Thinking about it, your hosting provider is serioulsy important. Your business could easily fail with downtime of this magnitude.
So why did you go and buy the cheapest pile of shite hosting service which for years has had a truly awful reputation for reliability, tech support and customer service? Eh ... answer me that one?
Please may I have some more sir?
From the Economist on the Groupon IPO :
"Groupon will lose $280m on revenues of $1.69 billion in 2011"
"Its business model is unpatentable and simple to replicate, so there are already more than 20 copycats."
"Its marketing costs are expected to be a painful $958m this year."
958 MILLION dollars on marketing in order to lose 280 million dollars.
This all smacks too much of the late 90s. Remember boo.com, a company which "spent $135 million of venture capital in just 18 months, and it was placed into receivership on 18 May 2000 and liquidated" (wikipedia)? But boy did they have some fun.
If a VIP goes on a trip to a dangerous place do you :
1) Publish detailed information about precisely when she will be where alongside details of your precise security strategy for each location, transit routes in between and security details during transit. Have all of this information scrutinised by an ad hoc network of independent security experts from around the world to see if they can find a vulnerability. At the same time of course, your adversaries get to scrutinise your plan too.
or do you :
2) Not announce the visit until it's already underway. Withold details of the trip from all but those who absolutely need to know, and even then tell them only those details that they need in order to do their job.

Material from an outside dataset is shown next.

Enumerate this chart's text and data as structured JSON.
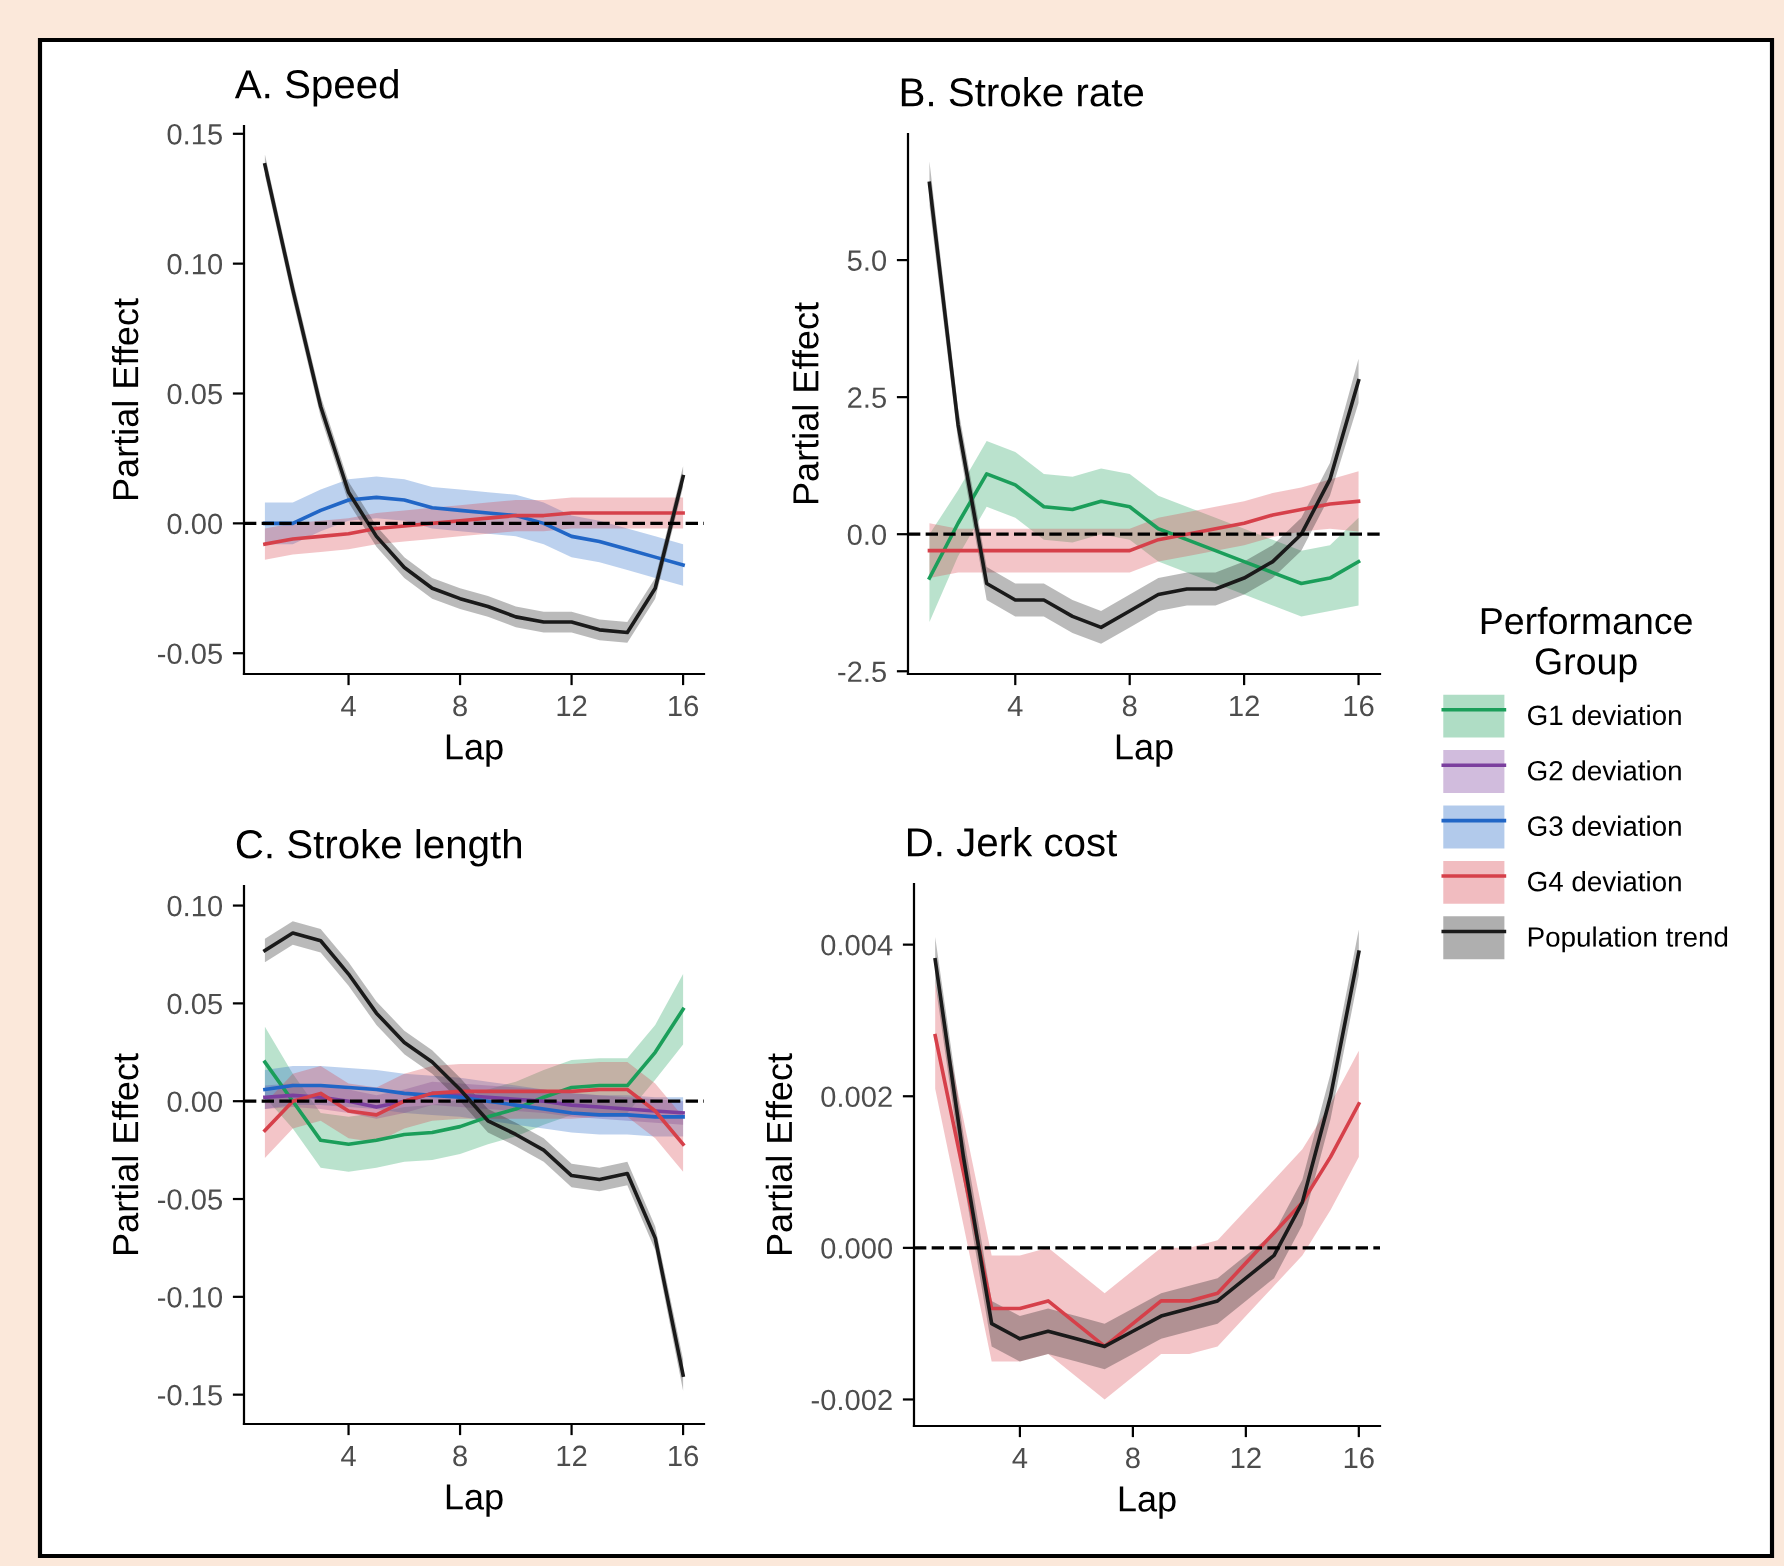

There is certainly a debate to be had. Option 2 could allow the security detail to get sloppy. However, I think when looked at this way, the answer isn't quite as obvious as it first seems.
The Unauthorised Biography
Can't we have a competition for the best sub-title. I'll start :
"An epic journey up my own ar*e"
So the cost has dropped from 4,915,200 pounds per gigabyte then to one or two pence per gigabyte now.
Looked at another way it would have cost about 25,000 pounds to store on photograph from my smartphone.
Bored of luddites
Why would I want mains electricity when I can run my own generator?
Why would I want mains water when I can dig my own well?
Why would I want main drains when I can muck out my own cess pit?
Why would I want to set up VPN over the public Internet when I can lease my own line between London and New York for just £50000 a year?
The utility model is the future of computing. There is no conceivable argument to the contrary. The operational and economic cases are simply too strong. Ways are and will continue to be found to make the model as secure and robust as people need it to be. The technology will mature as all technologies do, with possibly a few minor and a couple of major catastrophes along the way. It has always been thus.
Luddites please go home - you are unbelievably boring.
Is Twitter the new religion?
In a secular age, Twitter may well become the opium of the masses. A source of meaning and third hand opinion for the vast majority who are unable to formulate their own. A crowd sourced priesthood.
Once you control what they think, making money's a piece of piss.
Ever wondered what the V in Hyper V stands for? Microsoft, already famous for its standard vapourware now brings us Hyper Vapourware, the ideal tool for making clouds, which are after all primarily vapour (plus a few pollutants).